The Daily Stream: Army Of Darkness Excels In The Art Of Slapstick Horror
(Welcome to The Daily Stream, an ongoing series in which the /Film team shares what they've been watching, why it's worth checking out, and where you can stream it.)
The Movie: "Army of Darkness"
Where You Can Stream It: HBO Max
The Pitch: Watching "Army of Darkness," you can tell director Sam Raimi and star Bruce Campbell are old buddies (even if you didn't already know). Why? Because only a good friend could get away with subjecting Campbell to relentless comedic violence with gleeful abandon the way Raimi does here.

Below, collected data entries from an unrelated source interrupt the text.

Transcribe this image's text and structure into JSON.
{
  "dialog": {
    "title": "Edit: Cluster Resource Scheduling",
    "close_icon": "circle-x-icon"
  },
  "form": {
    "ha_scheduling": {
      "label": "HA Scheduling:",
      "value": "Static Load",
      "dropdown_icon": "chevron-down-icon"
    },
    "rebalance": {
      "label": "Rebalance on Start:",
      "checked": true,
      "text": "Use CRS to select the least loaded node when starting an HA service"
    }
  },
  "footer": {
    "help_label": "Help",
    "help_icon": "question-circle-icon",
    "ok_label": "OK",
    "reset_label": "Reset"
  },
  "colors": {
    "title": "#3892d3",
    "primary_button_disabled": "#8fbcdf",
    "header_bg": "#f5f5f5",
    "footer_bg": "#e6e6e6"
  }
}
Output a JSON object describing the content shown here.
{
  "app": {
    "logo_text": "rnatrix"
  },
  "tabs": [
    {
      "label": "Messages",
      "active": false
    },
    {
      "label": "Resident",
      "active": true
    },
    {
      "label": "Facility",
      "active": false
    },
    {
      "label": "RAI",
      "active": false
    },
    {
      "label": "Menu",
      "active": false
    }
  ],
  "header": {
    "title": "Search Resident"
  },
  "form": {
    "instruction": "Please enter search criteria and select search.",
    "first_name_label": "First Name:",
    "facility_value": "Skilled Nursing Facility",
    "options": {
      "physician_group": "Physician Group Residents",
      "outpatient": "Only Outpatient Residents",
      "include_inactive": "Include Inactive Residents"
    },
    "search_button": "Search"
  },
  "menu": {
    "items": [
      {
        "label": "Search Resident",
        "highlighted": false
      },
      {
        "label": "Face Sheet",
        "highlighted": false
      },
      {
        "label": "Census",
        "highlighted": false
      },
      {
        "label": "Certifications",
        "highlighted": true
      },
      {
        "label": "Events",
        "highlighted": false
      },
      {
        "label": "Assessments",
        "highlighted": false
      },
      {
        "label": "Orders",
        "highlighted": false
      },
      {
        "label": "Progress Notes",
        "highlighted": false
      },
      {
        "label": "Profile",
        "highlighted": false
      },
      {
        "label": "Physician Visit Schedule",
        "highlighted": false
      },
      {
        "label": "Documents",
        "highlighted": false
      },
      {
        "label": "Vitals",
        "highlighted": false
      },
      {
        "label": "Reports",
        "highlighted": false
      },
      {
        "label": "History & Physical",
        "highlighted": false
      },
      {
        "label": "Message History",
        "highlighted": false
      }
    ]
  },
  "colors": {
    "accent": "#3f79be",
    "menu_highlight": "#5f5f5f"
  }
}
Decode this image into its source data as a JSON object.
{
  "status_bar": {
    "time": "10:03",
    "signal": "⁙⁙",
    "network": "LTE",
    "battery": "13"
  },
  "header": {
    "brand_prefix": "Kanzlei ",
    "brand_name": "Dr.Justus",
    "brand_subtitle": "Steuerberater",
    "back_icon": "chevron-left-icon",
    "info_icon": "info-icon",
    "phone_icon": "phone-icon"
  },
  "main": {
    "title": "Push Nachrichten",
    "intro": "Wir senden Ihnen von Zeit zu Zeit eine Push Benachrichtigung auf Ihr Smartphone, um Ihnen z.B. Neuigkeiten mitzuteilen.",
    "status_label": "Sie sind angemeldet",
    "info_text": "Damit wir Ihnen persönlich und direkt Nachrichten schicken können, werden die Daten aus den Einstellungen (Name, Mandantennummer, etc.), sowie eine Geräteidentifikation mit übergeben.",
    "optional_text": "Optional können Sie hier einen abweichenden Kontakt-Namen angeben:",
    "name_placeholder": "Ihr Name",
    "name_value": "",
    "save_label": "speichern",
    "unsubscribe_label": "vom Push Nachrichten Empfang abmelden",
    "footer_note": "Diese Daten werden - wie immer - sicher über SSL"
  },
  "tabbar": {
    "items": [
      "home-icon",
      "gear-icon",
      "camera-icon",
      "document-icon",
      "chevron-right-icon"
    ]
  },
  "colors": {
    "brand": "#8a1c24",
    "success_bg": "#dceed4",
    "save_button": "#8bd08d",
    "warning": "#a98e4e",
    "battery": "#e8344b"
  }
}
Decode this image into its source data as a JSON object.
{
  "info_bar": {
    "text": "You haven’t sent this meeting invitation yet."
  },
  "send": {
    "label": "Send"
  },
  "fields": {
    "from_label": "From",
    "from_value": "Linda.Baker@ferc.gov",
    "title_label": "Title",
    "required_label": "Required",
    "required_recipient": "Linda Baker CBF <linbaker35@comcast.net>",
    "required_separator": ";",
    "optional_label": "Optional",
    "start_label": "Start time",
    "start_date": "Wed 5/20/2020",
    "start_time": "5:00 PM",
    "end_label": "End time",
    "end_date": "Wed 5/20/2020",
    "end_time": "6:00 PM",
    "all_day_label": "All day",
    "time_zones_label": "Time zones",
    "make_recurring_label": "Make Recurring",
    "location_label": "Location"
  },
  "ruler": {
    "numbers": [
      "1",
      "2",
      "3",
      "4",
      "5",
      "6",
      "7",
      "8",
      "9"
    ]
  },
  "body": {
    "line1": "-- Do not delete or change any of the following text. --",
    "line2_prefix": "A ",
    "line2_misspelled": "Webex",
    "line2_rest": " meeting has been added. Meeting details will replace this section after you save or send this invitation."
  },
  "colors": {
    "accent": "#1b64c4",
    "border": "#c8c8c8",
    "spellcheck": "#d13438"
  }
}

The third entry in Raimi's "Evil Dead" trilogy, 1992's "Army of Darkness" is a full-throttle slapstick comedy in the style of The Three Stooges, merged with a medieval fantasy pastiche and a supernatural horror film. Picking up where "Evil Dead II" left off, the movie finds Campbell's groovy, chainsaw-armed antihero Ash stranded in the Middle Ages, only to be captured by Lord Arthur (Marcus Gilbert) and tossed into a watery pit with a witchy Deadite. The ensuing scuffle fully embraces cartoon logic, with Ash getting pummeled mercilessly by his opponent. All the while, the camera spins about like the Tasmanian Devil in-between closeups of Campbell contorting his face into comical expressions of pain and exasperation.
"Army of Darkness" goes on to put poor Ash through the wringer, more or less turning him into a live-action version of Wile E. Coyote. In his quest to retrieve the Necronomicon and return to the present, Campbell's smooth-talking himbo is taken captive by a pack of tiny copies of himself — a scene that explicitly homages "Gulliver's Travels" — before sprouting an evil doppelgänger out of his shoulder in a shout-out to the 1959 horror film "The Manster." For as much as "Army of Darkness" lacks the nasty violence and surreal gore that make "The Evil Dead" and "Evil Dead II" memorable, it makes up the difference with these sorts of bizarre images. That and an admirable commitment to sheer, undiluted mayhem.
Why it's essential viewing
Roger Ebert described "Army of Darkness" in his two-star review as "less like a movie than like a cardiovascular workout for its stars," shifting from one action scene to another with "only the briefest of pauses for elementary plot details." I can't argue with him there, but I also can't complain when the end result is so endlessly exhilarating and inspiredly chaotic. The film, which Raimi co-wrote with his brother Ivan Raimi, borrows from "A Connecticut Yankee in King Arthur's Court" for its time-travel premise, but mostly drops the social satire of Mark Twain's novel. On the other hand, it burns through its hero's journey plot in a mere 81 minutes, which is nearly 50 minutes less than Raimi's "Oz the Great and Powerful" took to cover the same basic story with less emotional impact.
Similarly, for as flimsily as Ash's love interest Sheila (Embeth Davidtz) is written, her arc in "Army of Darkness" is somehow less regressive than that of her counterpart in "Oz" (at least when she turns evil, it's not because she's mad at Ash). Above all else, though, the film is a reminder of just how much Raimi excels at using old-school trickery and visual effects to realize his eccentric vision. It's not that he doesn't know his way around CGI (see also: his "Spider-Man" movies) but Raimi just seems so comfortable operating in the grubby realm of stop-motion creatures and monsters brought to life with practical makeup. This aesthetic also fits "Army of Darkness" as snug as a bug, allowing it to honor its inspirations (like "Jason and the Argonauts") while putting a distinctly Raimi-style spin on them with its tone and camerawork.
"Army of Darkness" was also the movie that fleshed out Ash's personality, molding him into the blustery, endearing, a-hole Deadite slayer he's known for being. It's just a shame Raimi was forced to reshoot the film's original ending, only for the theatrical cut to bomb at the box office. "Army of Darkness" is admirable in the way it takes a hard-left turn away from the cabin-in-the-woods horror of the first two "Evil Dead" entries, and I would've liked to have seen the trend continue with the sci-fi premise Raimi had in mind for a fourth movie. But in the end, Ash still got to make his grand return in the "Ash vs. Evil Dead" TV series, and the franchise at large lives on to this day. Hail to the king, baby.